Geography
- Location: Dún Laoghaire, Ireland
- Coordinates: 53°16′30″N 6°09′04″W﻿ / ﻿53.27498°N 6.151°W

Organisation
- Type: Specialist

Services
- Speciality: Rehabilitation

History
- Founded: 1916

Links
- Website: www.nrh.ie
- Lists: Hospitals in the Republic of Ireland

= National Rehabilitation Hospital (Dublin) =

The National Rehabilitation Hospital (Ospidéal Náisiúnta Athshlánúcháin) in Dún Laoghaire, Dublin, is an Irish publicly funded hospital that provides rehabilitation treatment for patients who have a physical or cognitive disability due to illness or injury.
==History==
The hospital was established when the Sisters of Mercy acquired a property known as "The Ceders" in Dún Laoghaire in 1916. A purpose-built hospital for the treatment of tuberculosis was completed in February 1918. The facility was initially known as "Our Lady of Lourdes Hospital" and, after converting to use as rehabilitation hospital in 1961, became the National Rehabilitation Hospital in 1994.

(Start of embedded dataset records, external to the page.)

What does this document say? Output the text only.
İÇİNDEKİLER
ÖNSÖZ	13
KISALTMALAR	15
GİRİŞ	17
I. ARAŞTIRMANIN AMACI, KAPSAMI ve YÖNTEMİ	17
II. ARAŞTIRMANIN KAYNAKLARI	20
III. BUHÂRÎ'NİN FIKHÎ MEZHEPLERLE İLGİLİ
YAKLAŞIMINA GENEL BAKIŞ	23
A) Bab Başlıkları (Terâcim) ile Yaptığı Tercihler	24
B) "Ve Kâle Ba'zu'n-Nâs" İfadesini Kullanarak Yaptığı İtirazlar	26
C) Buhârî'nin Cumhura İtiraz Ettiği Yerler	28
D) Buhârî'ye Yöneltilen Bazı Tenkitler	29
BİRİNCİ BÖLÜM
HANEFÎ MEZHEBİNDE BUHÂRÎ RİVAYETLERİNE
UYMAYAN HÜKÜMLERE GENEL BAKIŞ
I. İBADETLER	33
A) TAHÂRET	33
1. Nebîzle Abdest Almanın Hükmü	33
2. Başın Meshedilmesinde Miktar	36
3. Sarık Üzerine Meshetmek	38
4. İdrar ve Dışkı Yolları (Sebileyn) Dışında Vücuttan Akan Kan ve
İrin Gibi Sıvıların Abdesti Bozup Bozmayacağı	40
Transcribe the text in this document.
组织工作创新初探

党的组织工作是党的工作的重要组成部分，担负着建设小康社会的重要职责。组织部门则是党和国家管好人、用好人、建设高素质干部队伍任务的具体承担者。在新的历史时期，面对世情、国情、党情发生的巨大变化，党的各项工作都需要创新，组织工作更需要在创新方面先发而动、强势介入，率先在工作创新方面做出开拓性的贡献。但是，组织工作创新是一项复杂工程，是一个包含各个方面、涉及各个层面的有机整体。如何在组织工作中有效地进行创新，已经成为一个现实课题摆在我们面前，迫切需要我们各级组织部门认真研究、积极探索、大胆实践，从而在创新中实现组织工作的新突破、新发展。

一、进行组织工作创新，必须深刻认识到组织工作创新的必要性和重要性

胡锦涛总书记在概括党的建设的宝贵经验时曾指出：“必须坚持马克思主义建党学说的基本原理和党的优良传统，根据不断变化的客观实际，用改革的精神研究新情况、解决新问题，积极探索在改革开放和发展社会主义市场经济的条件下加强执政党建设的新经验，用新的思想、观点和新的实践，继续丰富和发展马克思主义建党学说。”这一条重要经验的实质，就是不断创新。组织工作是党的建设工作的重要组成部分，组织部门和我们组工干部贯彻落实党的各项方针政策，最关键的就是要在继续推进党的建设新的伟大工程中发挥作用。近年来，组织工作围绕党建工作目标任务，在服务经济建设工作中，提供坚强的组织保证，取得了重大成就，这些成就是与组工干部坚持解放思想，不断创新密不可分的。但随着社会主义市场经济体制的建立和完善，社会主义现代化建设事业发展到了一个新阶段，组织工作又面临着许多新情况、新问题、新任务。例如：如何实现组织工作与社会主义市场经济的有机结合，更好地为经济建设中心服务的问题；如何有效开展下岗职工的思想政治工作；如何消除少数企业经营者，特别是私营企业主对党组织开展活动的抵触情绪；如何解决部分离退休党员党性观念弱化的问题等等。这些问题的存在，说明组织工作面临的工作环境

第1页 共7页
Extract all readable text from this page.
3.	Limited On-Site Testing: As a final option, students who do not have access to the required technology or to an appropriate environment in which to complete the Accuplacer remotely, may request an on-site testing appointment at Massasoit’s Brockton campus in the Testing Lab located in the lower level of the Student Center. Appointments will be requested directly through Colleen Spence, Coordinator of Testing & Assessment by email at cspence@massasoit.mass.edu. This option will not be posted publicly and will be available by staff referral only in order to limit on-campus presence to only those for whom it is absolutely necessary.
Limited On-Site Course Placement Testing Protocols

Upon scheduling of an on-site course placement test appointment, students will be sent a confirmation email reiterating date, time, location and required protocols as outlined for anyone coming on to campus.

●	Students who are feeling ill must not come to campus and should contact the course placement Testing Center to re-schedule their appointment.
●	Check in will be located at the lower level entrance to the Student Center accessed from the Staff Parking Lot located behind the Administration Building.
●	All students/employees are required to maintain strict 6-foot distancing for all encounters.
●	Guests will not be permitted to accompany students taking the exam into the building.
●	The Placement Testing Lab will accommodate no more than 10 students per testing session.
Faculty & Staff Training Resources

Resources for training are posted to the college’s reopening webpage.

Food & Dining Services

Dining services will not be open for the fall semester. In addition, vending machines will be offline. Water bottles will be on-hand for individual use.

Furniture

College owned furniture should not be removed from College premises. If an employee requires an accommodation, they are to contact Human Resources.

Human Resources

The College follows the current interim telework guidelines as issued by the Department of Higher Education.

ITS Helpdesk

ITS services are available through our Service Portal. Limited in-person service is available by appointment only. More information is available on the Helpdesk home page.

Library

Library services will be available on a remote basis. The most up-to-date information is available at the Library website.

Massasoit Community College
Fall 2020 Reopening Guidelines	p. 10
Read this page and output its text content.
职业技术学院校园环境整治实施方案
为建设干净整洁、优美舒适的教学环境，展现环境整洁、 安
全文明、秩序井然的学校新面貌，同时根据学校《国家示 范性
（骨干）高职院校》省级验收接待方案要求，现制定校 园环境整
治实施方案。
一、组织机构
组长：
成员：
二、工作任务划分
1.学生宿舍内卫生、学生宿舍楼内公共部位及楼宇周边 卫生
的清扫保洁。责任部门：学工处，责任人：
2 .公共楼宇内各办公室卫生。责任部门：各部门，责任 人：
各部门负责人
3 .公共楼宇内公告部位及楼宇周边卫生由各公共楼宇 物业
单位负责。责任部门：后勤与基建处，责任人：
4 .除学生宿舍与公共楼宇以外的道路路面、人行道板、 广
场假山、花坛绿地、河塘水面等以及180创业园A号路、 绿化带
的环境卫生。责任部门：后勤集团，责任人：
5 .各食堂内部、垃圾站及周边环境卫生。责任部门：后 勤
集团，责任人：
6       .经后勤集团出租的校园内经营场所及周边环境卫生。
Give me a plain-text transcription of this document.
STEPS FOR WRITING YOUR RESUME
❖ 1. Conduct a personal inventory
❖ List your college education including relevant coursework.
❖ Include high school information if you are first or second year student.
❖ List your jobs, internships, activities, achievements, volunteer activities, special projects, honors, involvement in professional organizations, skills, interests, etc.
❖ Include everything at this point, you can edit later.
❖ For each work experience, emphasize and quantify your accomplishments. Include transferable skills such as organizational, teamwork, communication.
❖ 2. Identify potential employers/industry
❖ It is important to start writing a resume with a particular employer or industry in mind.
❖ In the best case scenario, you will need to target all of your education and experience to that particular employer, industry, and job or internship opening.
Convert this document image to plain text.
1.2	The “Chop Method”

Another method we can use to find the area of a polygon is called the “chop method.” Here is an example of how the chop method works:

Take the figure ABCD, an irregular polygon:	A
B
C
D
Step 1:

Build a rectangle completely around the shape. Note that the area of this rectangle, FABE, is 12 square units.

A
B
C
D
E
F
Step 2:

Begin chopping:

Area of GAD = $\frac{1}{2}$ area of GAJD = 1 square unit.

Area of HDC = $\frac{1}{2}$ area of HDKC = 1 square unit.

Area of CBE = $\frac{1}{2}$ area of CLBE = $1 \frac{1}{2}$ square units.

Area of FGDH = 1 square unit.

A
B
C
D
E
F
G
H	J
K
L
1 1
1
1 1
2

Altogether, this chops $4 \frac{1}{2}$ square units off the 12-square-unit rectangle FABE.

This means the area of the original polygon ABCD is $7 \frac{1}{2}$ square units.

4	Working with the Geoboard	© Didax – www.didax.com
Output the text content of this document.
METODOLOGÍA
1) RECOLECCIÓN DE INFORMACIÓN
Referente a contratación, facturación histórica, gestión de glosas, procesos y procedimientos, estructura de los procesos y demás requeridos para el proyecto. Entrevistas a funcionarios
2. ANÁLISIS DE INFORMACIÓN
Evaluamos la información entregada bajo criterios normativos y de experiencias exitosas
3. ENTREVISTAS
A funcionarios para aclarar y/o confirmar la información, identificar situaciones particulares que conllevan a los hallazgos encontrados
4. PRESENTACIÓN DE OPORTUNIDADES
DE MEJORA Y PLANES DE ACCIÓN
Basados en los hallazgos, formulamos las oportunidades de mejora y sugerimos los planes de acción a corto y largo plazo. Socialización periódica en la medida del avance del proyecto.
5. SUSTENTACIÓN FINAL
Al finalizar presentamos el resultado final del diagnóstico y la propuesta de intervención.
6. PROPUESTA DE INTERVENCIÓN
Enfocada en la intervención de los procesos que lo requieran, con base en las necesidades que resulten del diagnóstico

Although funding for an additional 120 beds had been approved in 2015, the Health Service Executive was criticised for staff shortages at the hospital which caused twelve beds to be unavailable in March 2017 in spite of a waiting list of over 200 patients seeking admission. The hospital has a total of 110 beds but is said to be under-resourced according to advocacy organisation An Soal as well as senior staff of the hospital.